These days I spend a lot of time at home as I’m recuperating from illness. I’ve had a lot of alone time with my mind. The other day I was thinking about how life has been pretty hard on my family and me lately. The difficulties have been continuous for the last two years. It has been like a volcano erupting with one chaotic event after another. As soon as things start to settle some new drastic circumstance comes into our life. I wasn’t reflecting on this in a victimy way. I was just acknowledging the past few years have been tough for me personally and I know my family has felt it too.
So there I was thinking about all this and suddenly I was overcome with GUILT. Images of people in war-torn countries flashed through my mind, and don’t forget all the starving children in Africa. I felt awful. How dare I think my life is so hard when others are suffering so much more! How hideous of me. I should never complain about any thing…EVER. But then a new realization came to me, something I have never thought of before…

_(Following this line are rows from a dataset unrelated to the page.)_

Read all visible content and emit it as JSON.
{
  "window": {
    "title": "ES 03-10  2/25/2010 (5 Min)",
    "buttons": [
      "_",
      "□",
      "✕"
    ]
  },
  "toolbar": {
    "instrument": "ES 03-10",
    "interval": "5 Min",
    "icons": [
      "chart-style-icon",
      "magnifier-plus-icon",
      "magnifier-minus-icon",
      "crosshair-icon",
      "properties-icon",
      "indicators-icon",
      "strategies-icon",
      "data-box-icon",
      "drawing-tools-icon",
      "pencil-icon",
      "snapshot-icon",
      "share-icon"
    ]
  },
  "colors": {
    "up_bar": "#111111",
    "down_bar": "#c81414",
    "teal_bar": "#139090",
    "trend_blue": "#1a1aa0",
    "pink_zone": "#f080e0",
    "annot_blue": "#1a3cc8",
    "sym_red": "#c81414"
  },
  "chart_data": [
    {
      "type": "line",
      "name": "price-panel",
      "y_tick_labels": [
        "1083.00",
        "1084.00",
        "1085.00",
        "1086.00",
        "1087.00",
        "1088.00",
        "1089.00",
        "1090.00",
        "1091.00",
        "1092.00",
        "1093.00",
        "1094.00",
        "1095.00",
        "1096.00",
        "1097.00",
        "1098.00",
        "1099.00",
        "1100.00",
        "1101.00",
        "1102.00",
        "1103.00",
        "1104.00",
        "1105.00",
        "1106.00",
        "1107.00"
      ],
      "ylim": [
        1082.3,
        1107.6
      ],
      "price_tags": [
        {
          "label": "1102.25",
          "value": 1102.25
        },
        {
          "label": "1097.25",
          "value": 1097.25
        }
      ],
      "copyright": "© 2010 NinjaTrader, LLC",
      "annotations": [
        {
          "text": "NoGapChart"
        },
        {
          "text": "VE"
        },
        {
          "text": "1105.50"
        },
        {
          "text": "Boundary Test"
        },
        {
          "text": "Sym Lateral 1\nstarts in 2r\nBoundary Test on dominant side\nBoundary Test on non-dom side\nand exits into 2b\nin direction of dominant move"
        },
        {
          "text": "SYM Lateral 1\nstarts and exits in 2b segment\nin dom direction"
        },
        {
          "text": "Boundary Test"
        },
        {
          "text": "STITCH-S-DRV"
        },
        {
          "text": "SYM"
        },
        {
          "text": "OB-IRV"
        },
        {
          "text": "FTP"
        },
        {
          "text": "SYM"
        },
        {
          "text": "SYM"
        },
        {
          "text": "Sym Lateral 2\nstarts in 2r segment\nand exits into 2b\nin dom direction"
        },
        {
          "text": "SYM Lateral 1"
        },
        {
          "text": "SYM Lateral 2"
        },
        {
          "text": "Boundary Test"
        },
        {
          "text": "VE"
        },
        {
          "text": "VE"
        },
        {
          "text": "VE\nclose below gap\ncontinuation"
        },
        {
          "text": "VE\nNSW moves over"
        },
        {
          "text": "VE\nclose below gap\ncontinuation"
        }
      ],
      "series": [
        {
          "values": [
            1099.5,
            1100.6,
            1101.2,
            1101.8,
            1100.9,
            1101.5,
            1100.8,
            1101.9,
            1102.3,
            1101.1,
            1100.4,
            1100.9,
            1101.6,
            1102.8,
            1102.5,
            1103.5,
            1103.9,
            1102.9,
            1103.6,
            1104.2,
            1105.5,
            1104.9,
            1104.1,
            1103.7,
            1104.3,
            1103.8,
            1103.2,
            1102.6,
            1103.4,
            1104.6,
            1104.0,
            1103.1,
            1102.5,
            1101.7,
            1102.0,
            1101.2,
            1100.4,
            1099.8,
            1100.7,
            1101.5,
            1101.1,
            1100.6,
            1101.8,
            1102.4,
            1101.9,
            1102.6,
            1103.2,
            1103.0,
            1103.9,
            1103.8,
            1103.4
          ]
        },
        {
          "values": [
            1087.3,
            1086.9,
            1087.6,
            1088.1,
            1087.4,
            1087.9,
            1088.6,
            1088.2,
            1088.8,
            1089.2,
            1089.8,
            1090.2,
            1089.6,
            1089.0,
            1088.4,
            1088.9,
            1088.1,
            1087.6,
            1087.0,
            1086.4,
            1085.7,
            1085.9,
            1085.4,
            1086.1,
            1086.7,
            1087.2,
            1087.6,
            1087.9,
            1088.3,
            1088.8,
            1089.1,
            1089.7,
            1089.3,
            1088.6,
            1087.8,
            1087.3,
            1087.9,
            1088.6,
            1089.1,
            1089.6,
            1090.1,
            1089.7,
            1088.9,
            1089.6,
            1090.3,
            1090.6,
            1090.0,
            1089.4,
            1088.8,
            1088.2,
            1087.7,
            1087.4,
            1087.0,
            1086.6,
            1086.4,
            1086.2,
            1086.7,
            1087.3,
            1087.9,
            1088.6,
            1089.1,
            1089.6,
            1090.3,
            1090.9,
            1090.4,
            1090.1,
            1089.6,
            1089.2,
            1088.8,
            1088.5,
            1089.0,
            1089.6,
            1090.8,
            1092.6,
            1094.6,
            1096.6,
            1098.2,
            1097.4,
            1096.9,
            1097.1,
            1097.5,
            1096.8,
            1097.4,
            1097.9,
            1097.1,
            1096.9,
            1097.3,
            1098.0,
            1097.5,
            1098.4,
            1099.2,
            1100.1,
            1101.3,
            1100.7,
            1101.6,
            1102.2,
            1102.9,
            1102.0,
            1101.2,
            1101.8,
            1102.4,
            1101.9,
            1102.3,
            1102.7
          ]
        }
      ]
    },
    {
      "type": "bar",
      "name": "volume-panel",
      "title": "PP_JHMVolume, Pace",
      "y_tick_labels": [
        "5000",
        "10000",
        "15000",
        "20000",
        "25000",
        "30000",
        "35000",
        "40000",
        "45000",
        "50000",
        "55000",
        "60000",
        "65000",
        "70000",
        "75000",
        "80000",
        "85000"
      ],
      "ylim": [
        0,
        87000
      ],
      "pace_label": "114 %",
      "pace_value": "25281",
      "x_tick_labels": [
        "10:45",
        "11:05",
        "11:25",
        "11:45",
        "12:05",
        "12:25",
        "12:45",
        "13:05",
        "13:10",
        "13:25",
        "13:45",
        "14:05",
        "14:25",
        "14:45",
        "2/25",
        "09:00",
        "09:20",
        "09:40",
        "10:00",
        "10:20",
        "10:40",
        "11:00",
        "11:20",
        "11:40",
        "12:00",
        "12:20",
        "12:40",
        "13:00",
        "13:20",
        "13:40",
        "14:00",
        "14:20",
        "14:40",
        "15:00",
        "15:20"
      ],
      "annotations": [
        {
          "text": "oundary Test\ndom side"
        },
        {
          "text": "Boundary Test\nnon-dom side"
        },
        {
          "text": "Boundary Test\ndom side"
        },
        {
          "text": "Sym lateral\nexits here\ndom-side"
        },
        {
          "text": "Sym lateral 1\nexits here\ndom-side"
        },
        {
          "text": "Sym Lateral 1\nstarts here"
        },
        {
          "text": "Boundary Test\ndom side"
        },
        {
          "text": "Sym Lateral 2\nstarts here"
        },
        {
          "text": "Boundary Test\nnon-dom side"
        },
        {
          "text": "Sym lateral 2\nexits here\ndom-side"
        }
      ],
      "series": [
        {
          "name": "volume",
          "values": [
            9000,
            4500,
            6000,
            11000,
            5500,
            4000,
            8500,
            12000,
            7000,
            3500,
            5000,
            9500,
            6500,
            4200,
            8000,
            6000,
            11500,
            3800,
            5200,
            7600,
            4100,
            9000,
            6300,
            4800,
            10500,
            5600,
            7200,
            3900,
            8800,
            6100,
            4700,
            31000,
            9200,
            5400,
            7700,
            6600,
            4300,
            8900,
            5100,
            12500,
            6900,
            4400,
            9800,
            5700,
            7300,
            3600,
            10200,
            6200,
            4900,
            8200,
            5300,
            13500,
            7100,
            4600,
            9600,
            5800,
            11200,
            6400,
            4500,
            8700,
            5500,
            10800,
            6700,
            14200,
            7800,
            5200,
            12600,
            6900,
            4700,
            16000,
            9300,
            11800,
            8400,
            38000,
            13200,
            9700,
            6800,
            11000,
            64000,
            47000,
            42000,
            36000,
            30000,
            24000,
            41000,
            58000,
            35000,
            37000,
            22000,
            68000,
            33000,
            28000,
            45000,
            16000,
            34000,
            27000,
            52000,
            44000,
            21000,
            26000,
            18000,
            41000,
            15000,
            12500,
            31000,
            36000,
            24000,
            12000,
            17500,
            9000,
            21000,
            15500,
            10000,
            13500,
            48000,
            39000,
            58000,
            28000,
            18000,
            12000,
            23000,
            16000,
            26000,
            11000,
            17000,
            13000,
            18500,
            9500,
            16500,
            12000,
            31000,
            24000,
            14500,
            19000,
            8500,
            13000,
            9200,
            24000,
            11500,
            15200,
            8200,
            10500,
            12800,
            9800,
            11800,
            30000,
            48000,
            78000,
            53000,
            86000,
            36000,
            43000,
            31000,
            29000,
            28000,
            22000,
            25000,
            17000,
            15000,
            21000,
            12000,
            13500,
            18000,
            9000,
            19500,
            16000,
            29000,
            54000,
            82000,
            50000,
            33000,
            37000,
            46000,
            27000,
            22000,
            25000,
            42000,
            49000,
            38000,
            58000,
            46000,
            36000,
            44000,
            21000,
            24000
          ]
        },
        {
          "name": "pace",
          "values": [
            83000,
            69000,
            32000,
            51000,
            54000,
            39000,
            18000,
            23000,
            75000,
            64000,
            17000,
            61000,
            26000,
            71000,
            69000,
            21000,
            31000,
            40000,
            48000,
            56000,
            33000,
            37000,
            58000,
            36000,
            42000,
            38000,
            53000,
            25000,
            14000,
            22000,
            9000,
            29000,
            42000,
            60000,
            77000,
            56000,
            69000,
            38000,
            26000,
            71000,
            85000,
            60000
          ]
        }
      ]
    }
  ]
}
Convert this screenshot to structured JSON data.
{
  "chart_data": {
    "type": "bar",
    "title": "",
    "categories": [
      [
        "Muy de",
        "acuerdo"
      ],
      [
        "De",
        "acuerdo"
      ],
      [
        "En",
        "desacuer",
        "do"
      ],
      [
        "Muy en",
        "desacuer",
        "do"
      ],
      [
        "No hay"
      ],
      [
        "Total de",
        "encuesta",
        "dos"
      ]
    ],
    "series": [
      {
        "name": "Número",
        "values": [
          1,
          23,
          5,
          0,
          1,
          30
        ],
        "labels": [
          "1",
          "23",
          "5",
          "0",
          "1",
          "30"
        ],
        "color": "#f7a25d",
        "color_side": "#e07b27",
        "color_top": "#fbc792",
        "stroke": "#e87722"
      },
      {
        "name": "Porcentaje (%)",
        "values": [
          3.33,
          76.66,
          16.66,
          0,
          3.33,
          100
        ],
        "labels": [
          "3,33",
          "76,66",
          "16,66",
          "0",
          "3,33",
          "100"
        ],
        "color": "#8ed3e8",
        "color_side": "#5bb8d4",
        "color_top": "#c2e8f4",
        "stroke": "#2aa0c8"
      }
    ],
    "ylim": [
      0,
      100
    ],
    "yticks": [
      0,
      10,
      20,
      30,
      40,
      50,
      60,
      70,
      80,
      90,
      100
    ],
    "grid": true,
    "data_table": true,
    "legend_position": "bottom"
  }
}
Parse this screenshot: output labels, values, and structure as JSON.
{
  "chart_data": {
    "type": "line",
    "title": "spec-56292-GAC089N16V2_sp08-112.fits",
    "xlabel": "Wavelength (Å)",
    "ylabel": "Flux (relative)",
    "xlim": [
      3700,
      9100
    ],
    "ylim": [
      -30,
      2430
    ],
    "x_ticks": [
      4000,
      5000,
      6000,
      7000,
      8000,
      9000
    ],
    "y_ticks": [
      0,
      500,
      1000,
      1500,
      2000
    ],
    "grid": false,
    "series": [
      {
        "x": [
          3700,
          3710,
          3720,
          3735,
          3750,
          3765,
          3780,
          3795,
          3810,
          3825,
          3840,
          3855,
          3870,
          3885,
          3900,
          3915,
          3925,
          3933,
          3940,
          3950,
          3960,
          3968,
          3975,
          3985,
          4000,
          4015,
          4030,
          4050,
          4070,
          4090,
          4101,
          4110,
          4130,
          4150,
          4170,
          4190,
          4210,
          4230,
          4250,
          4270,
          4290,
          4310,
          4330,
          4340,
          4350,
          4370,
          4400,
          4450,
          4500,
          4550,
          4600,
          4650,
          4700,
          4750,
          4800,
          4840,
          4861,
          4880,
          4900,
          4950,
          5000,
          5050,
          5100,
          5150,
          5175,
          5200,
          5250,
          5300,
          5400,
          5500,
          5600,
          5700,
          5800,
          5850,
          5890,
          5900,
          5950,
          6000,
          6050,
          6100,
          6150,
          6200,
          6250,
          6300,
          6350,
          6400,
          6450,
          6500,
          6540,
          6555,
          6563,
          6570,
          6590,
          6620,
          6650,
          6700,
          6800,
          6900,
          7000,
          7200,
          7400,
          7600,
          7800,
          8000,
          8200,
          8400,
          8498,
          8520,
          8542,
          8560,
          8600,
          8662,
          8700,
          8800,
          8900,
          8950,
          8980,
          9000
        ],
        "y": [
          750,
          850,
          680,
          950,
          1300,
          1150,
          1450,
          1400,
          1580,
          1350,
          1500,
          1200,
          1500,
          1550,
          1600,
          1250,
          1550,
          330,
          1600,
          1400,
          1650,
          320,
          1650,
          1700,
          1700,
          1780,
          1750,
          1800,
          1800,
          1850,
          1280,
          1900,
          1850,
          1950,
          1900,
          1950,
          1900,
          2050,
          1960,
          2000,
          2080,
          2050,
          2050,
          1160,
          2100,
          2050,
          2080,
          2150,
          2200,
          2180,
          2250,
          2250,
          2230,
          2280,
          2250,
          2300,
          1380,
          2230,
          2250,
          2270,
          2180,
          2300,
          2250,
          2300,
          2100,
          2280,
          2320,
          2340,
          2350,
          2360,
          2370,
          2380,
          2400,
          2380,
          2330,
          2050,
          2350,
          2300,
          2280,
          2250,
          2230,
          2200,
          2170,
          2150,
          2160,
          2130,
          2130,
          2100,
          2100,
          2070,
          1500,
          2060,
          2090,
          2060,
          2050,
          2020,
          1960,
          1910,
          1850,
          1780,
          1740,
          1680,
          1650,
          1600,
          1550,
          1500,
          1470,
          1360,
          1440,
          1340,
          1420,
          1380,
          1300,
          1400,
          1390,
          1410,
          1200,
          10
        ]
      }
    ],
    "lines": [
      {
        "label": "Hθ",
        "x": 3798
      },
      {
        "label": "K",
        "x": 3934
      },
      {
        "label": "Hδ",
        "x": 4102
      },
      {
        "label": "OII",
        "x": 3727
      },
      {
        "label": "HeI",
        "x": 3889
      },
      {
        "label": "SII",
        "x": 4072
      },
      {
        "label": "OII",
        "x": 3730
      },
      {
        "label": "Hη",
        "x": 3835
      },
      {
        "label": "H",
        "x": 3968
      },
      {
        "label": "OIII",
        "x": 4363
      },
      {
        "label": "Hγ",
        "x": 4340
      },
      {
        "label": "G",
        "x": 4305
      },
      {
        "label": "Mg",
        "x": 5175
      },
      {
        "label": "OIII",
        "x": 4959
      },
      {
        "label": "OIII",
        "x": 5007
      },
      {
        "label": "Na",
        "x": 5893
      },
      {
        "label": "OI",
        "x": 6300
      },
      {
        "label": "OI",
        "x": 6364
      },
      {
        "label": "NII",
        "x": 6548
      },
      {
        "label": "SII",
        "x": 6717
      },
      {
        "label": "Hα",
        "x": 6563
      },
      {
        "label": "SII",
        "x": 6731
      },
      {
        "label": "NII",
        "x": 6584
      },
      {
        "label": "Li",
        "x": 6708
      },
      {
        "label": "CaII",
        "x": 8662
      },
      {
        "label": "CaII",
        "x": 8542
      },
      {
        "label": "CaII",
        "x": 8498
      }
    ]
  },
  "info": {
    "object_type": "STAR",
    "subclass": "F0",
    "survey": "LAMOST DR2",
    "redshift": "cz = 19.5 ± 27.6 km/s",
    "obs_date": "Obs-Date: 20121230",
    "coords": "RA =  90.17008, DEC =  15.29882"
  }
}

The people in Libya and Somalia…their life is not my life. It’s like comparing apples to oranges. Of course I cannot begin to comprehend what a typical day for them looks like. Nor can they imagine my life. But does their existence mean my suffering is stupid and pointless and whiny? Does it mean I should not acknowledge that life is sometimes difficult for middle-class- 40-something-Americans? Is it not an issue that our country has the highest number of people on Prozac, Ritalin, and other mood enhancing drugs? I want to acknowledge that Americans suffer. I want to acknowledge that I have suffered in my own way and in my own tiny life tremendously the last few years. I want to say that suffering is a part of what it means to be human…weather you live in Beverly Hills or Chechnya.
There have been moments I felt sad about what happened to me. But I’ve never felt like a victim. I’ve never thought God was punishing me. I have tried to look for the lessons in the hardship and when I look at it that way I have learned many. We can use hardship as a transformational tool to learn and to grow. Sometimes people suffer and the lesson isn’t learned until generations later as new governments are formed, or new ways of getting food and water to people are developed. But strangely these new updated societies will create new problems, new forms of suffering and the cycle continues through eons of human evolution.
I think the point is that whatever we are struggling with in our lives that we don’t become a victim about it. We can embrace the fact that hardship is a part of life; but it is that hardship that causes us to move forward. We suffer>We adapt>We survive>We evolve. I see this in the human body as well. The body is so vulnerable and fragile. A single disease can wide out chunks of the population. Yet many people survive horrendous illness and injury. The body knows how to heal itself and its will to survive is amazing to me. Likewise it is the same for the human race. We are so fragile, so prone to war and suffering and hatred. Yet so able to create new levels of beauty and love amidst the war torn landscapes of our external world, and our internal psyches. Whether in Sudan or America we put one foot in front of the other until we are no longer able.